Да и что такое сам Вермеер? С какой-то кучей детей. О Вермеере ничего не хочется знать, а если хочется - то все быстро выветривается, вся его жизнь. Он - не запоминающаяся личность. Остается только ощущение входа в пейзажно-натюр-мортно-жанровый голландский зал. Картины висят, одна за другой: выписанные, добротные, никакие, мертвенькие - и рядом, на противоположной стенке, - Вермеер, со своим телохранителем - недремлющим маятником, защитником американского капитала, - и - все другое. Но это не значит, что они ожили, заиграли красками, подмигнули, обрадовались твоему взгляду, расцвели. Им плевать на тебя как на зрителя. Но им не истерично на тебя плевать, а - никак, и даже не то, что они равнодушны к тебе - это тоже вроде бы отношение, а они сами по себе, безотносительно, а ты - сам по себе. Хочешь - смотри, хочешь - не смотри.

Вот Рембрандт - это целая лекция, разработанная аксиология, Толстой в объятьях Достоевского, созревание, череда мыслей, бессонница, бестолочь экскурсовода.

А Вермеер - одна тавтология. Я сказал о том, что он растворился в стиле - и это тоже неправда. У Вермеера и стиля-то нет в нормальном смысле этого слова, и гармонии нет итальянской, и красоты человеческой у него нет, не обозначена, и пустоты у него нет, и наполненности тоже нет. Но и чувство меры тоже не показатель. Колорист? А кто из великих не колорист? Но Вермеер даже и не великий, это Леонардо и Рембрандт - великие, а он кто - мастер? медиум? промокашка?

Бог с ним.

А на вопрос: "Что вас заставило писать?" - я отвечаю в духе Вермеера: ничего. Меня ничто не заставило писать. Просто дело в том, что еще в глубоком детстве было движение смыслов и образов, которые меня бомбардировали, как в физике… Это захватывало, и я совершенно не думал, что это имеет отношение к бумаге. Потом выяснилось, что имеет…

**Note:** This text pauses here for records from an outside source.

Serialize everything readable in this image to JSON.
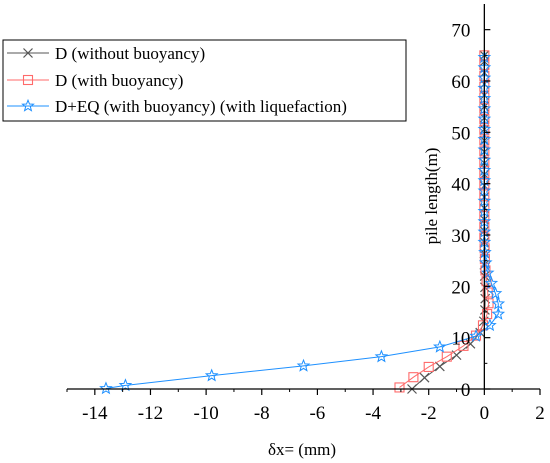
{
  "chart_data": {
    "type": "line",
    "xlabel": "δx= (mm)",
    "ylabel": "pile length(m)",
    "xlim": [
      -15,
      2
    ],
    "ylim": [
      0,
      75
    ],
    "x_ticks": [
      -14,
      -12,
      -10,
      -8,
      -6,
      -4,
      -2,
      0,
      2
    ],
    "y_ticks": [
      0,
      10,
      20,
      30,
      40,
      50,
      60,
      70
    ],
    "legend_placement": "top-left",
    "series": [
      {
        "name": "D (without buoyancy)",
        "color": "#555555",
        "marker": "x",
        "points": [
          [
            -2.6,
            0
          ],
          [
            -2.15,
            2.2
          ],
          [
            -1.6,
            4.4
          ],
          [
            -1.0,
            6.6
          ],
          [
            -0.5,
            8.8
          ],
          [
            -0.15,
            11.0
          ],
          [
            -0.02,
            13.2
          ],
          [
            0.02,
            15.4
          ],
          [
            0.03,
            17.6
          ],
          [
            0.02,
            19.8
          ],
          [
            0.01,
            22.0
          ],
          [
            0.0,
            24.2
          ],
          [
            0.0,
            26.4
          ],
          [
            0.0,
            28.6
          ],
          [
            0.0,
            30.8
          ],
          [
            0.0,
            33.0
          ],
          [
            0.0,
            35.2
          ],
          [
            0.0,
            37.4
          ],
          [
            0.0,
            39.6
          ],
          [
            0.0,
            41.8
          ],
          [
            0.0,
            44.0
          ],
          [
            0.0,
            46.2
          ],
          [
            0.0,
            48.4
          ],
          [
            0.0,
            50.6
          ],
          [
            0.0,
            52.8
          ],
          [
            0.0,
            55.0
          ],
          [
            0.0,
            57.2
          ],
          [
            0.0,
            59.4
          ],
          [
            0.0,
            61.6
          ],
          [
            0.0,
            63.8
          ],
          [
            0.0,
            65.0
          ]
        ]
      },
      {
        "name": "D (with buoyancy)",
        "color": "#ff6a6a",
        "marker": "square",
        "points": [
          [
            -3.05,
            0.3
          ],
          [
            -2.55,
            2.3
          ],
          [
            -2.0,
            4.3
          ],
          [
            -1.35,
            6.3
          ],
          [
            -0.75,
            8.4
          ],
          [
            -0.3,
            10.4
          ],
          [
            -0.05,
            12.4
          ],
          [
            0.1,
            14.6
          ],
          [
            0.15,
            16.7
          ],
          [
            0.12,
            18.8
          ],
          [
            0.08,
            21.0
          ],
          [
            0.04,
            23.1
          ],
          [
            0.02,
            25.3
          ],
          [
            0.01,
            27.4
          ],
          [
            0.0,
            29.5
          ],
          [
            0.0,
            31.6
          ],
          [
            0.0,
            33.7
          ],
          [
            0.0,
            35.8
          ],
          [
            0.0,
            37.9
          ],
          [
            0.0,
            40.0
          ],
          [
            0.0,
            42.1
          ],
          [
            0.0,
            44.2
          ],
          [
            0.0,
            46.3
          ],
          [
            0.0,
            48.4
          ],
          [
            0.0,
            50.5
          ],
          [
            0.0,
            52.6
          ],
          [
            0.0,
            54.7
          ],
          [
            0.0,
            56.8
          ],
          [
            0.0,
            58.9
          ],
          [
            0.0,
            61.0
          ],
          [
            0.0,
            63.1
          ],
          [
            0.0,
            65.0
          ]
        ]
      },
      {
        "name": "D+EQ (with buoyancy) (with liquefaction)",
        "color": "#1e90ff",
        "marker": "star",
        "points": [
          [
            -13.6,
            0.1
          ],
          [
            -12.9,
            0.7
          ],
          [
            -9.8,
            2.6
          ],
          [
            -6.5,
            4.5
          ],
          [
            -3.7,
            6.3
          ],
          [
            -1.6,
            8.2
          ],
          [
            -0.3,
            10.3
          ],
          [
            0.2,
            12.4
          ],
          [
            0.5,
            14.6
          ],
          [
            0.5,
            16.6
          ],
          [
            0.4,
            18.6
          ],
          [
            0.25,
            20.6
          ],
          [
            0.12,
            22.6
          ],
          [
            0.05,
            24.6
          ],
          [
            0.02,
            26.6
          ],
          [
            0.0,
            28.6
          ],
          [
            0.0,
            30.6
          ],
          [
            0.0,
            32.6
          ],
          [
            0.0,
            34.6
          ],
          [
            0.0,
            36.6
          ],
          [
            0.0,
            38.6
          ],
          [
            0.0,
            40.6
          ],
          [
            0.0,
            42.6
          ],
          [
            0.0,
            44.6
          ],
          [
            0.0,
            46.6
          ],
          [
            0.0,
            48.6
          ],
          [
            0.0,
            50.6
          ],
          [
            0.0,
            52.6
          ],
          [
            0.0,
            54.6
          ],
          [
            0.0,
            56.6
          ],
          [
            0.0,
            58.6
          ],
          [
            0.0,
            60.6
          ],
          [
            0.0,
            62.6
          ],
          [
            0.0,
            64.6
          ]
        ]
      }
    ]
  }
}
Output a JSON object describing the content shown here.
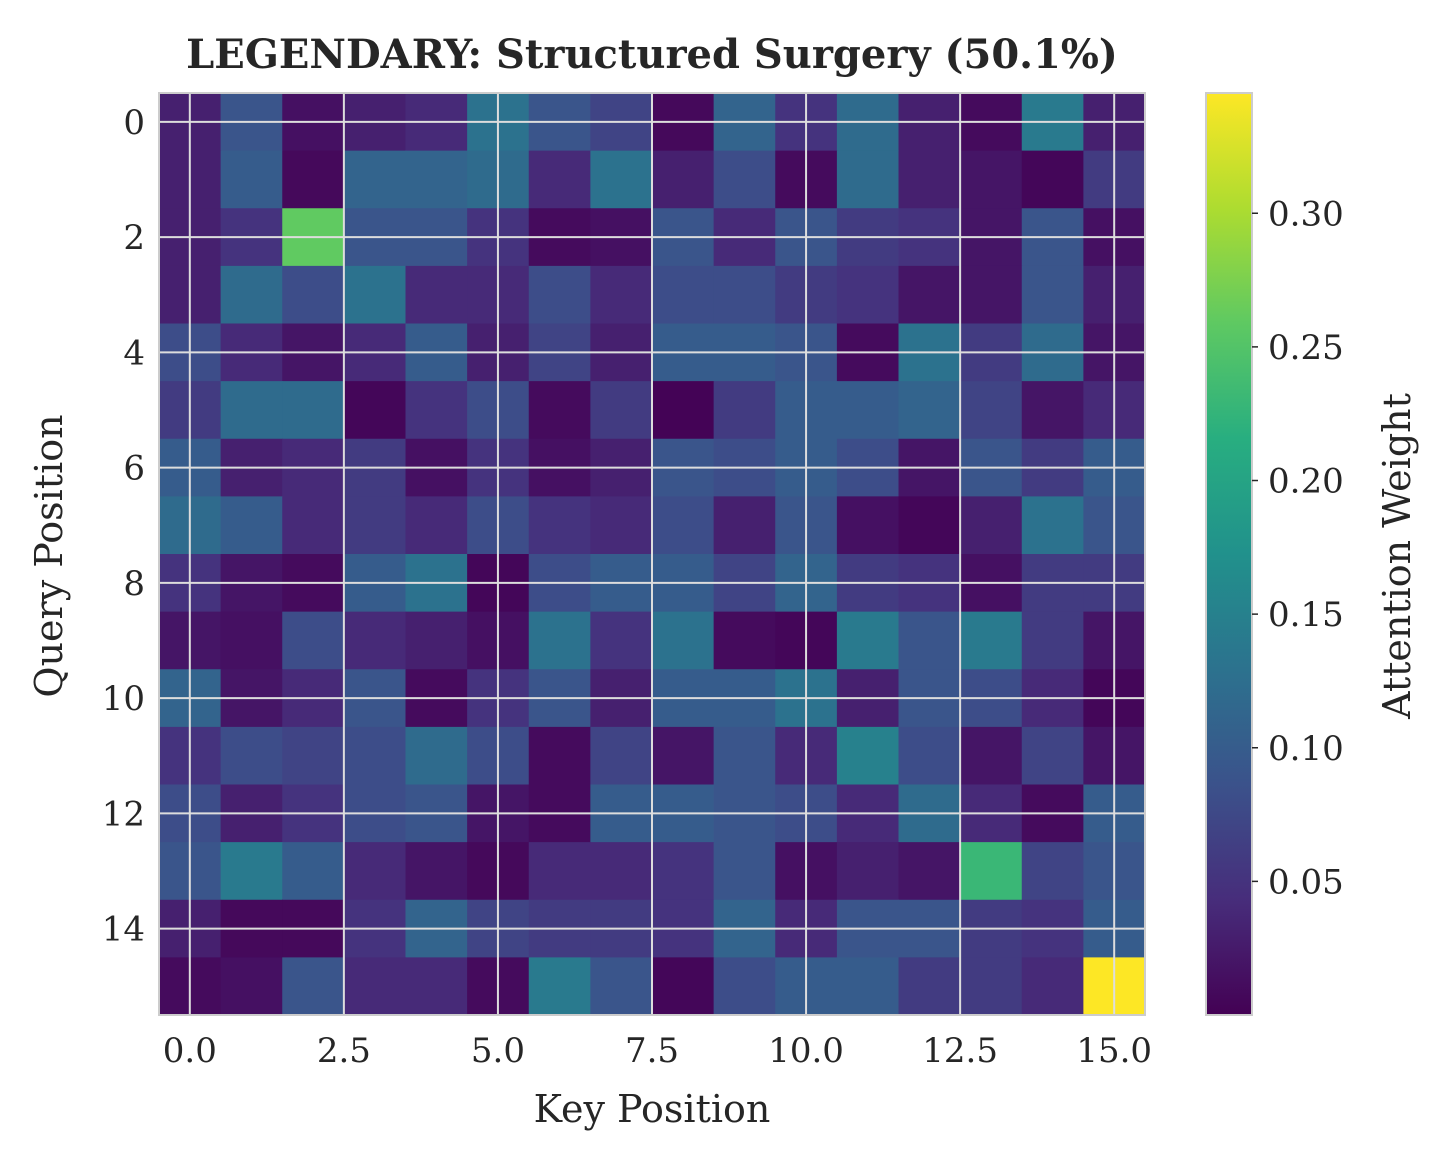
{
  "chart_data": {
    "type": "heatmap",
    "title": "LEGENDARY: Structured Surgery (50.1%)",
    "xlabel": "Key Position",
    "ylabel": "Query Position",
    "colorbar_label": "Attention Weight",
    "colormap": "viridis",
    "x_ticks": [
      "0.0",
      "2.5",
      "5.0",
      "7.5",
      "10.0",
      "12.5",
      "15.0"
    ],
    "y_ticks": [
      "0",
      "2",
      "4",
      "6",
      "8",
      "10",
      "12",
      "14"
    ],
    "colorbar_ticks": [
      "0.05",
      "0.10",
      "0.15",
      "0.20",
      "0.25",
      "0.30"
    ],
    "color_range": [
      0.0,
      0.345
    ],
    "grid": true,
    "values": [
      [
        0.03,
        0.09,
        0.015,
        0.03,
        0.04,
        0.13,
        0.09,
        0.07,
        0.008,
        0.11,
        0.05,
        0.12,
        0.03,
        0.01,
        0.14,
        0.03
      ],
      [
        0.03,
        0.1,
        0.008,
        0.11,
        0.11,
        0.12,
        0.04,
        0.13,
        0.03,
        0.08,
        0.01,
        0.12,
        0.03,
        0.02,
        0.005,
        0.06
      ],
      [
        0.03,
        0.05,
        0.26,
        0.09,
        0.09,
        0.05,
        0.01,
        0.015,
        0.09,
        0.04,
        0.09,
        0.06,
        0.05,
        0.02,
        0.09,
        0.015
      ],
      [
        0.03,
        0.12,
        0.08,
        0.13,
        0.04,
        0.04,
        0.08,
        0.04,
        0.08,
        0.08,
        0.06,
        0.05,
        0.02,
        0.02,
        0.09,
        0.03
      ],
      [
        0.08,
        0.04,
        0.02,
        0.04,
        0.1,
        0.03,
        0.07,
        0.03,
        0.1,
        0.1,
        0.09,
        0.01,
        0.13,
        0.06,
        0.12,
        0.02
      ],
      [
        0.06,
        0.12,
        0.12,
        0.005,
        0.05,
        0.08,
        0.01,
        0.06,
        0.002,
        0.06,
        0.1,
        0.1,
        0.11,
        0.07,
        0.02,
        0.04
      ],
      [
        0.1,
        0.03,
        0.04,
        0.06,
        0.015,
        0.05,
        0.015,
        0.03,
        0.09,
        0.08,
        0.1,
        0.08,
        0.02,
        0.09,
        0.06,
        0.1
      ],
      [
        0.12,
        0.1,
        0.04,
        0.06,
        0.04,
        0.08,
        0.05,
        0.04,
        0.08,
        0.03,
        0.09,
        0.015,
        0.005,
        0.03,
        0.13,
        0.09
      ],
      [
        0.05,
        0.02,
        0.01,
        0.1,
        0.13,
        0.005,
        0.08,
        0.1,
        0.1,
        0.07,
        0.11,
        0.06,
        0.05,
        0.015,
        0.06,
        0.06
      ],
      [
        0.02,
        0.015,
        0.08,
        0.04,
        0.03,
        0.015,
        0.13,
        0.05,
        0.13,
        0.01,
        0.005,
        0.14,
        0.09,
        0.14,
        0.06,
        0.02
      ],
      [
        0.11,
        0.02,
        0.04,
        0.09,
        0.01,
        0.05,
        0.09,
        0.03,
        0.1,
        0.1,
        0.13,
        0.03,
        0.09,
        0.08,
        0.04,
        0.005
      ],
      [
        0.05,
        0.08,
        0.07,
        0.08,
        0.12,
        0.08,
        0.01,
        0.07,
        0.02,
        0.09,
        0.04,
        0.15,
        0.08,
        0.02,
        0.07,
        0.02
      ],
      [
        0.08,
        0.03,
        0.05,
        0.08,
        0.09,
        0.02,
        0.01,
        0.1,
        0.1,
        0.09,
        0.08,
        0.04,
        0.12,
        0.04,
        0.01,
        0.1
      ],
      [
        0.09,
        0.14,
        0.1,
        0.04,
        0.02,
        0.008,
        0.04,
        0.04,
        0.05,
        0.09,
        0.015,
        0.03,
        0.02,
        0.23,
        0.07,
        0.09
      ],
      [
        0.03,
        0.008,
        0.008,
        0.05,
        0.11,
        0.07,
        0.06,
        0.06,
        0.05,
        0.11,
        0.04,
        0.09,
        0.09,
        0.06,
        0.05,
        0.1
      ],
      [
        0.01,
        0.015,
        0.09,
        0.04,
        0.04,
        0.01,
        0.14,
        0.09,
        0.005,
        0.08,
        0.1,
        0.1,
        0.06,
        0.06,
        0.04,
        0.345
      ]
    ]
  }
}
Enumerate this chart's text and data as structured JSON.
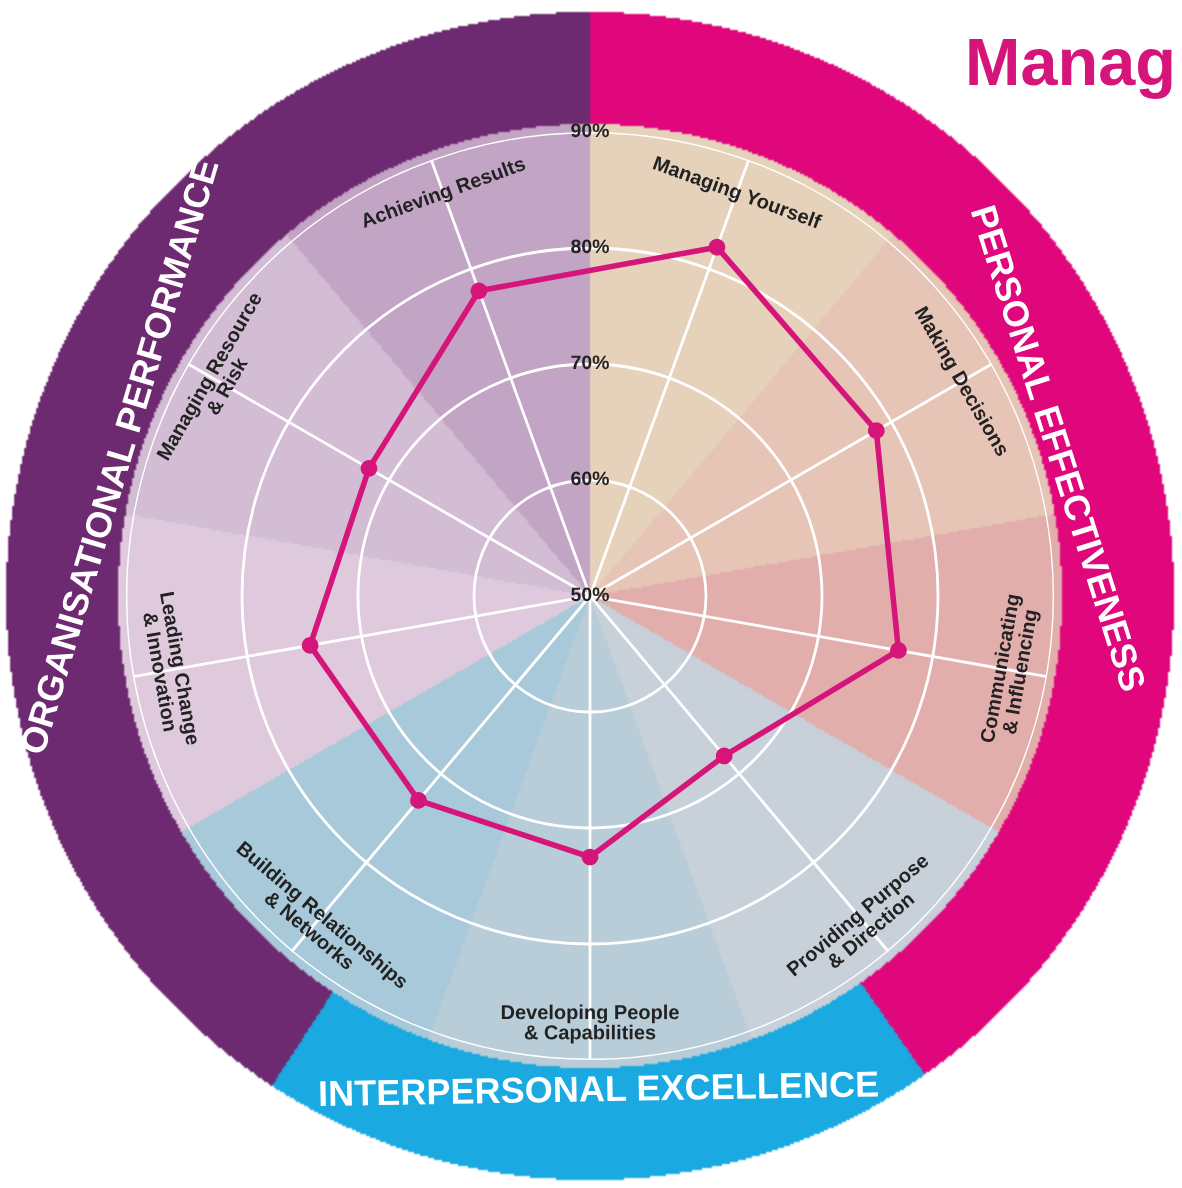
{
  "chart_data": {
    "type": "radar",
    "title": "Manag",
    "categories": [
      "Managing Yourself",
      "Making Decisions",
      "Communicating\n& Influencing",
      "Providing Purpose\n& Direction",
      "Developing People\n& Capabilities",
      "Building Relationships\n& Networks",
      "Leading Change\n& Innovation",
      "Managing Resource\n& Risk",
      "Achieving Results"
    ],
    "series": [
      {
        "color": "#d6157a",
        "values": [
          82,
          78.5,
          77,
          68,
          72.5,
          73,
          74.5,
          72,
          78
        ]
      }
    ],
    "ylim": [
      50,
      90
    ],
    "yticks": [
      {
        "value": 50,
        "label": "50%"
      },
      {
        "value": 60,
        "label": "60%"
      },
      {
        "value": 70,
        "label": "70%"
      },
      {
        "value": 80,
        "label": "80%"
      },
      {
        "value": 90,
        "label": "90%"
      }
    ],
    "grid": true,
    "marker": "circle",
    "annotations": [
      "PERSONAL EFFECTIVENESS",
      "INTERPERSONAL EXCELLENCE",
      "ORGANISATIONAL PERFORMANCE"
    ]
  }
}
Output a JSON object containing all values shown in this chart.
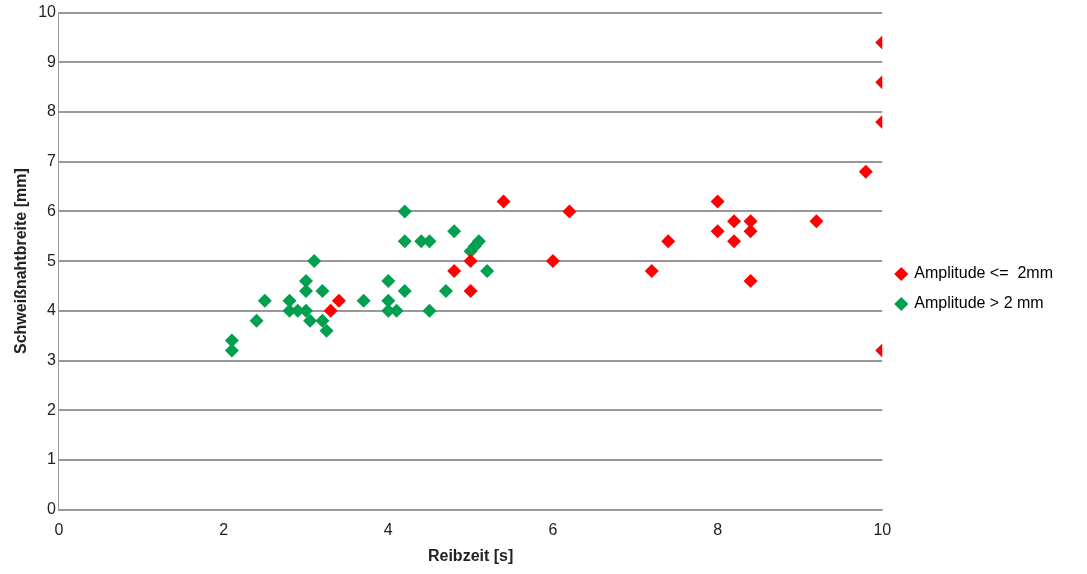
{
  "chart_data": {
    "type": "scatter",
    "xlabel": "Reibzeit [s]",
    "ylabel": "Schweißnahtbreite [mm]",
    "xlim": [
      0,
      10
    ],
    "xticks": [
      0,
      2,
      4,
      6,
      8,
      10
    ],
    "ylim": [
      0,
      10
    ],
    "yticks": [
      0,
      1,
      2,
      3,
      4,
      5,
      6,
      7,
      8,
      9,
      10
    ],
    "grid": "y",
    "legend": "right",
    "marker": "diamond",
    "series": [
      {
        "name": "Amplitude <=  2mm",
        "color": "#ff0000",
        "x": [
          3.3,
          3.4,
          4.8,
          5.0,
          5.0,
          5.4,
          6.0,
          6.2,
          7.2,
          7.4,
          8.0,
          8.0,
          8.2,
          8.2,
          8.4,
          8.4,
          8.4,
          9.2,
          9.8,
          10,
          10,
          10,
          10
        ],
        "values": [
          4.0,
          4.2,
          4.8,
          5.0,
          4.4,
          6.2,
          5.0,
          6.0,
          4.8,
          5.4,
          6.2,
          5.6,
          5.8,
          5.4,
          5.8,
          5.6,
          4.6,
          5.8,
          6.8,
          9.4,
          8.6,
          7.8,
          3.2
        ]
      },
      {
        "name": "Amplitude > 2 mm",
        "color": "#00a050",
        "x": [
          2.1,
          2.1,
          2.4,
          2.5,
          2.8,
          2.8,
          2.9,
          3.0,
          3.0,
          3.0,
          3.05,
          3.1,
          3.2,
          3.2,
          3.25,
          3.7,
          4.0,
          4.0,
          4.0,
          4.1,
          4.2,
          4.2,
          4.2,
          4.4,
          4.5,
          4.5,
          4.7,
          4.8,
          5.0,
          5.05,
          5.1,
          5.2
        ],
        "values": [
          3.4,
          3.2,
          3.8,
          4.2,
          4.0,
          4.2,
          4.0,
          4.6,
          4.4,
          4.0,
          3.8,
          5.0,
          4.4,
          3.8,
          3.6,
          4.2,
          4.6,
          4.2,
          4.0,
          4.0,
          6.0,
          5.4,
          4.4,
          5.4,
          5.4,
          4.0,
          4.4,
          5.6,
          5.2,
          5.3,
          5.4,
          4.8
        ]
      }
    ]
  }
}
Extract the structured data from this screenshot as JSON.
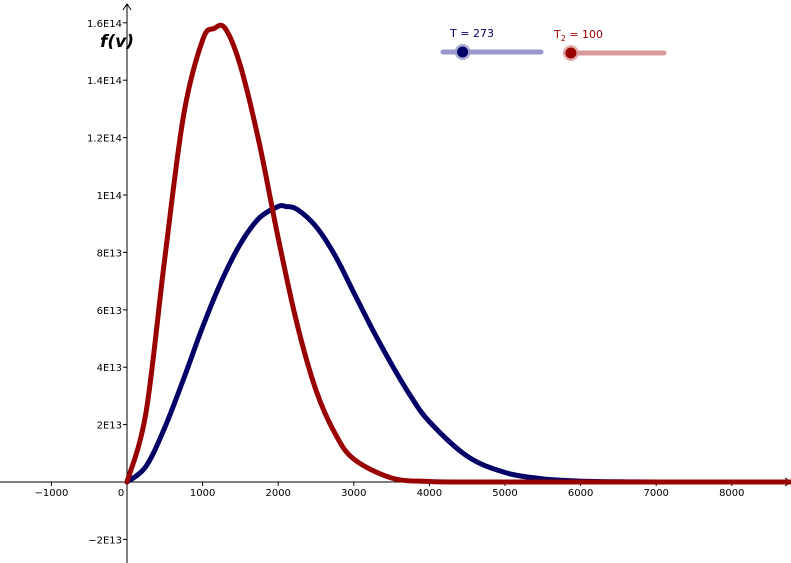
{
  "chart_data": {
    "type": "line",
    "ylabel": "f(v)",
    "xlim": [
      -1700,
      8800
    ],
    "ylim": [
      -28000000000000.0,
      165000000000000.0
    ],
    "x_ticks": [
      -1000,
      0,
      1000,
      2000,
      3000,
      4000,
      5000,
      6000,
      7000,
      8000
    ],
    "x_tick_labels": [
      "−1000",
      "0",
      "1000",
      "2000",
      "3000",
      "4000",
      "5000",
      "6000",
      "7000",
      "8000"
    ],
    "y_ticks": [
      -20000000000000.0,
      20000000000000.0,
      40000000000000.0,
      60000000000000.0,
      80000000000000.0,
      100000000000000.0,
      120000000000000.0,
      140000000000000.0,
      160000000000000.0
    ],
    "y_tick_labels": [
      "−2E13",
      "2E13",
      "4E13",
      "6E13",
      "8E13",
      "1E14",
      "1.2E14",
      "1.4E14",
      "1.6E14"
    ],
    "series": [
      {
        "name": "T",
        "color": "#000066",
        "x": [
          0,
          250,
          500,
          750,
          1000,
          1250,
          1500,
          1750,
          2000,
          2100,
          2250,
          2500,
          2750,
          3000,
          3250,
          3500,
          3750,
          4000,
          4500,
          5000,
          5500,
          6000,
          6500,
          7000,
          8000,
          8800
        ],
        "y": [
          0,
          5400000000000.0,
          19000000000000.0,
          36000000000000.0,
          54000000000000.0,
          70000000000000.0,
          83000000000000.0,
          92000000000000.0,
          96000000000000.0,
          96000000000000.0,
          95000000000000.0,
          89000000000000.0,
          79000000000000.0,
          66000000000000.0,
          53000000000000.0,
          41000000000000.0,
          30000000000000.0,
          21000000000000.0,
          9000000000000.0,
          3300000000000.0,
          1100000000000.0,
          300000000000.0,
          80000000000.0,
          20000000000.0,
          0,
          0
        ]
      },
      {
        "name": "T2",
        "color": "#990000",
        "x": [
          0,
          250,
          500,
          750,
          1000,
          1150,
          1300,
          1500,
          1750,
          2000,
          2250,
          2500,
          2750,
          3000,
          3500,
          4000,
          4500,
          5000,
          6000,
          7000,
          8800
        ],
        "y": [
          0,
          24000000000000.0,
          78000000000000.0,
          128000000000000.0,
          154000000000000.0,
          158000000000000.0,
          158000000000000.0,
          145000000000000.0,
          118000000000000.0,
          85000000000000.0,
          55000000000000.0,
          32000000000000.0,
          17000000000000.0,
          8000000000000.0,
          1400000000000.0,
          180000000000.0,
          15000000000.0,
          0,
          0,
          0,
          0
        ]
      }
    ]
  },
  "sliders": [
    {
      "name": "T",
      "label": "T = 273",
      "label_main": "T",
      "label_sub": "",
      "label_rest": " = 273",
      "value": 273,
      "fraction": 0.2,
      "color": "#000066",
      "track_color": "#9999cc"
    },
    {
      "name": "T2",
      "label": "T2 = 100",
      "label_main": "T",
      "label_sub": "2",
      "label_rest": " = 100",
      "value": 100,
      "fraction": 0.05,
      "color": "#990000",
      "track_color": "#d99999"
    }
  ]
}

Симона де Бовуар, писательница с облегченным, непосредственным контактом с читателем, изначально настроенная на читательскую волну, с присущей ей прямотой утверждала, что константой "нового романа" является скука. Я тоже думаю, что "новый роман" не лишен элемента занудства. Интеллектуализация чтения ослабляет роль "возвышающего обмана", и в конечном счете "новый роман" вступает в конфликт не только с реализмом, наработавшим схему контакта посредством занимательного сюжета, но и с самим механизмом читательского восприятия. Загнать читателя в угол, объявив его дураком, несложно. Сложнее держать читателя в уме как элемент литературной игры. Сломать механизм общения с читателем - значит навредить литературе.

Общественная сила писателя - во власти над читателем. От читателя нельзя только требовать, грозя ему обвинением в тупости и старомодности, нельзя его постоянно держать по стойке "смирно!", не давая расслабиться. Ясно, что читателям нужно делать поблажки. Писателю необходимо подпустить читателя поближе, не спугнуть. Вместе с тем встреча с читателем не сулит ничего хорошего. Это всегда разочарование, даже если читатель полон восторгов и похвал. Почему?